Judge tells college to reenroll student
MIDDLEBURY — On Sept. 16, U.S. District Court Senior Judge J. Garvan Murtha ordered Middlebury College to re-enroll an undergraduate student that the college had expelled this summer.
Under the court’s order, the student (going by the pseudonym “John Doe”) will be permitted to attend Middlebury while his lawsuit challenging the expulsion continues.
Middlebury College found the student responsible for the sexual assault of a non-Middlebury student while both were attending a non-Middlebury study abroad program run by the School for International Training in the fall of 2014. After the non-Middlebury student who lodged the assault allegation said she was dissatisfied with SIT’s findings in the case, Middlebury in January initiated an investigation of the student based on documents, physical evidence and other information it received from the student who made the report. Concerns were also raised about the study abroad program’s investigation and adjudication process.
On July 24 the student was expelled, and as part of his appeal he met with the college president on Aug. 24; she denied his final appeal on Aug. 26.
On Aug. 28, John Doe sued for “breach of contract” saying the college’s investigation and decision were “biased, unfair, and discriminatory and in violation of Middlebury’s policies.”
According to court paperwork, John Doe was due to graduate next spring and was offered a job, contingent upon his graduation from Middlebury, with an $85,000 per year salary, a $10,000 signing bonus and a $5,000 relocation stipend.
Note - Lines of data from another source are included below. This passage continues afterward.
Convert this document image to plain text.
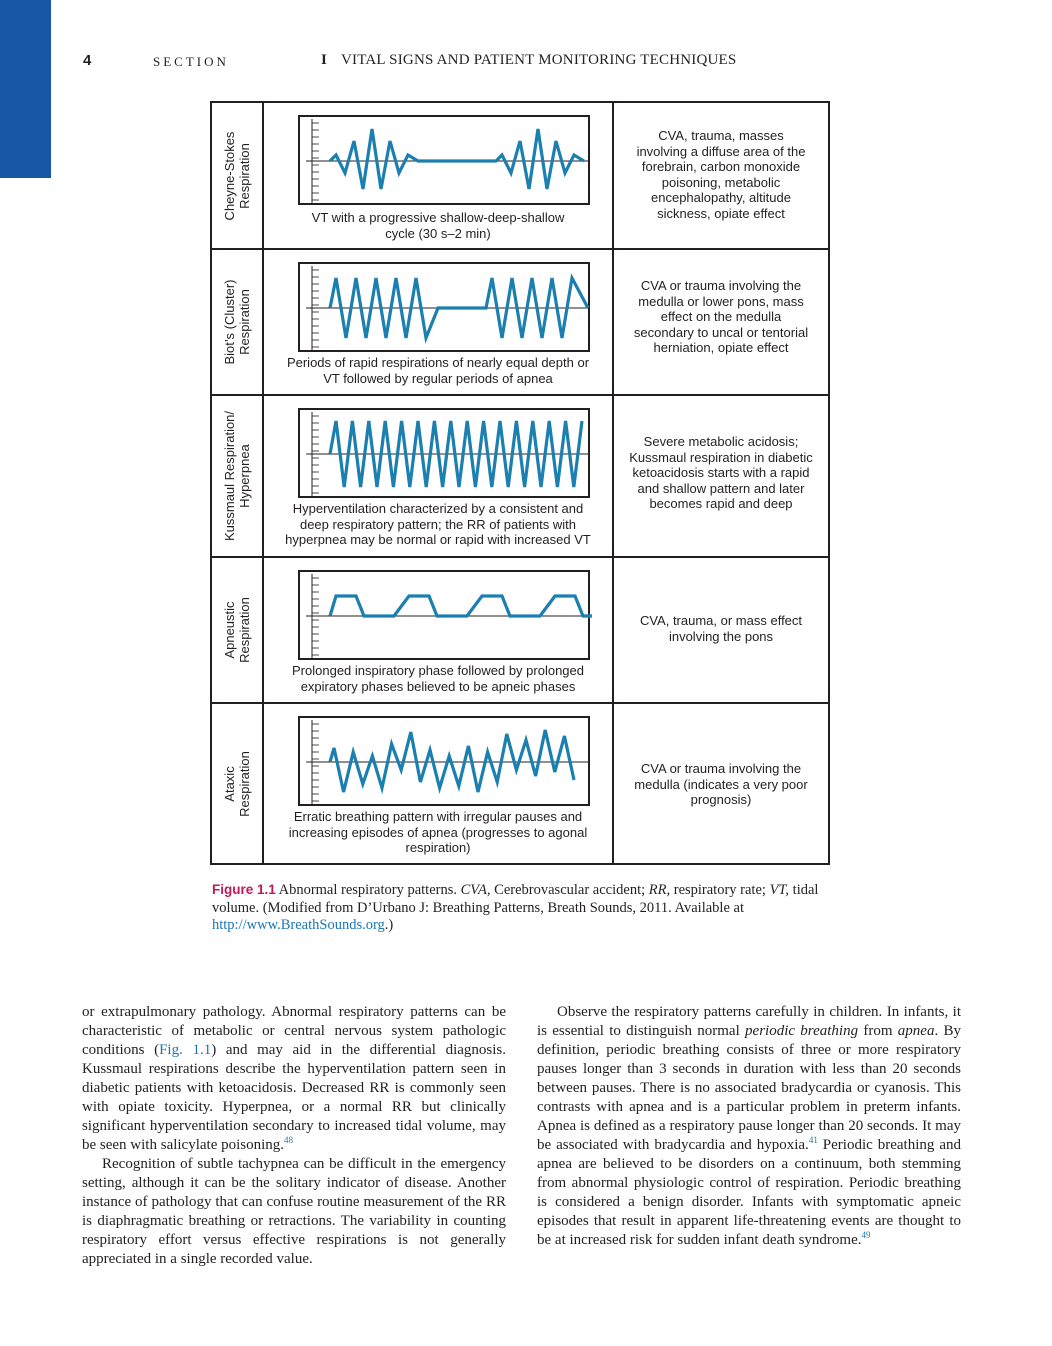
4	SECTION	I VITAL SIGNS AND PATIENT MONITORING TECHNIQUES
Cheyne-Stokes Respiration
VT with a progressive shallow-deep-shallow
cycle (30 s–2 min)
CVA, trauma, masses
involving a diffuse area of the
forebrain, carbon monoxide
poisoning, metabolic
encephalopathy, altitude
sickness, opiate effect
Biot’s (Cluster) Respiration
Periods of rapid respirations of nearly equal depth or
VT followed by regular periods of apnea
CVA or trauma involving the
medulla or lower pons, mass
effect on the medulla
secondary to uncal or tentorial
herniation, opiate effect
Kussmaul Respiration/ Hyperpnea
Hyperventilation characterized by a consistent and
deep respiratory pattern; the RR of patients with
hyperpnea may be normal or rapid with increased VT
Severe metabolic acidosis;
Kussmaul respiration in diabetic
ketoacidosis starts with a rapid
and shallow pattern and later
becomes rapid and deep
Apneustic Respiration
Prolonged inspiratory phase followed by prolonged
expiratory phases believed to be apneic phases
CVA, trauma, or mass effect
involving the pons
Ataxic Respiration
Erratic breathing pattern with irregular pauses and
increasing episodes of apnea (progresses to agonal
respiration)
CVA or trauma involving the
medulla (indicates a very poor
prognosis)
Figure 1.1 Abnormal respiratory patterns. CVA, Cerebrovascular accident; RR, respiratory rate; VT, tidal volume. (Modified from D’Urbano J: Breathing Patterns, Breath Sounds, 2011. Available at http://www.BreathSounds.org.)

or extrapulmonary pathology. Abnormal respiratory patterns can be characteristic of metabolic or central nervous system pathologic conditions (Fig. 1.1) and may aid in the differential diagnosis. Kussmaul respirations describe the hyperventilation pattern seen in diabetic patients with ketoacidosis. Decreased RR is commonly seen with opiate toxicity. Hyperpnea, or a normal RR but clinically significant hyperventilation secondary to increased tidal volume, may be seen with salicylate poisoning.$^{48}$

Recognition of subtle tachypnea can be difficult in the emergency setting, although it can be the solitary indicator of disease. Another instance of pathology that can confuse routine measurement of the RR is diaphragmatic breathing or retractions. The variability in counting respiratory effort versus effective respirations is not generally appreciated in a single recorded value.

Observe the respiratory patterns carefully in children. In infants, it is essential to distinguish normal periodic breathing from apnea. By definition, periodic breathing consists of three or more respiratory pauses longer than 3 seconds in duration with less than 20 seconds between pauses. There is no associated bradycardia or cyanosis. This contrasts with apnea and is a particular problem in preterm infants. Apnea is defined as a respiratory pause longer than 20 seconds. It may be associated with bradycardia and hypoxia.$^{41}$ Periodic breathing and apnea are believed to be disorders on a continuum, both stemming from abnormal physiologic control of respiration. Periodic breathing is considered a benign disorder. Infants with symptomatic apneic episodes that result in apparent life-threatening events are thought to be at increased risk for sudden infant death syndrome.$^{49}$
Murtha wrote in his order that John Doe would suffer greater harm if he were not admitted to Middlebury during adjudication of his breach of contract suit, than Middlebury College would be if allowed to keep him off campus:
“If Middlebury prevails on the merits, it can refuse to award, or revoke, Plaintiff’s diploma and maintain Plaintiff’s disciplinary record in its files. The harm Middlebury will suffer if Plaintiff is allowed to remain a student for the fall semester is not as great as the harm Plaintiff will suffer if he is not permitted to return to campus but ultimately prevails in the case.”
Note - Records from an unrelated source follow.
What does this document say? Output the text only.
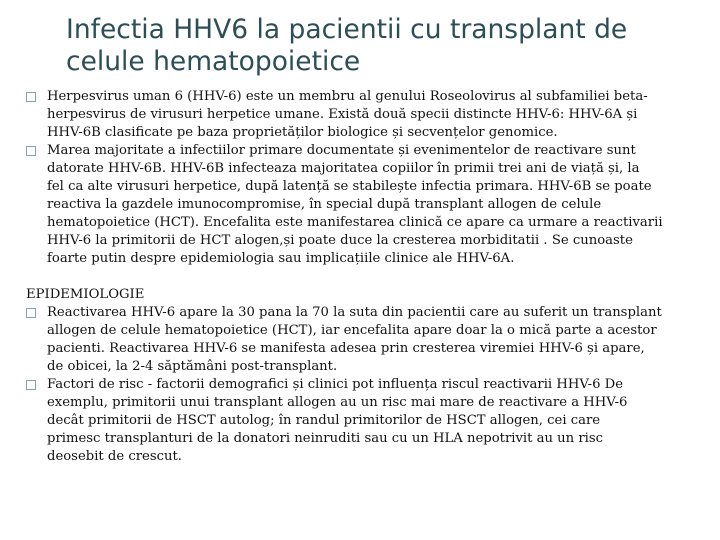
Infectia HHV6 la pacientii cu transplant de
celule hematopoietice
Herpesvirus uman 6 (HHV-6) este un membru al genului Roseolovirus al subfamiliei beta-
herpesvirus de virusuri herpetice umane. Există două specii distincte HHV-6: HHV-6A și
HHV-6B clasificate pe baza proprietăților biologice și secvențelor genomice.
Marea majoritate a infectiilor primare documentate și evenimentelor de reactivare sunt
datorate HHV-6B. HHV-6B infecteaza majoritatea copiilor în primii trei ani de viață și, la
fel ca alte virusuri herpetice, după latență se stabilește infectia primara. HHV-6B se poate
reactiva la gazdele imunocompromise, în special după transplant allogen de celule
hematopoietice (HCT). Encefalita este manifestarea clinică ce apare ca urmare a reactivarii
HHV-6 la primitorii de HCT alogen,și poate duce la cresterea morbiditatii . Se cunoaste
foarte putin despre epidemiologia sau implicațiile clinice ale HHV-6A.
EPIDEMIOLOGIE
Reactivarea HHV-6 apare la 30 pana la 70 la suta din pacientii care au suferit un transplant
allogen de celule hematopoietice (HCT), iar encefalita apare doar la o mică parte a acestor
pacienti. Reactivarea HHV-6 se manifesta adesea prin cresterea viremiei HHV-6 și apare,
de obicei, la 2-4 săptămâni post-transplant.
Factori de risc - factorii demografici și clinici pot influența riscul reactivarii HHV-6 De
exemplu, primitorii unui transplant allogen au un risc mai mare de reactivare a HHV-6
decât primitorii de HSCT autolog; în randul primitorilor de HSCT allogen, cei care
primesc transplanturi de la donatori neinruditi sau cu un HLA nepotrivit au un risc
deosebit de crescut.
An official college statement on the Middlebury College website says:
“The Middlebury College Handbook holds students accountable for policy violations that take place between the time they first arrive on campus and their graduation. Under its policies, a Middlebury student’s off-campus conduct may be subject to Middlebury’s disciplinary processes when, among other things, such conduct may represent a threat to the safety of the Middlebury community or any of its members. Middlebury initiated an investigation and adjudication of the student’s conduct on that basis and we believe we properly applied our policies in this case.
“Middlebury College is deeply disappointed by the court’s decision,” the statement continued. “We believe the court erred in its interpretation of the facts and the law in reaching this decision.”
College officials are considering legal options, but said they would comply with the court’s order.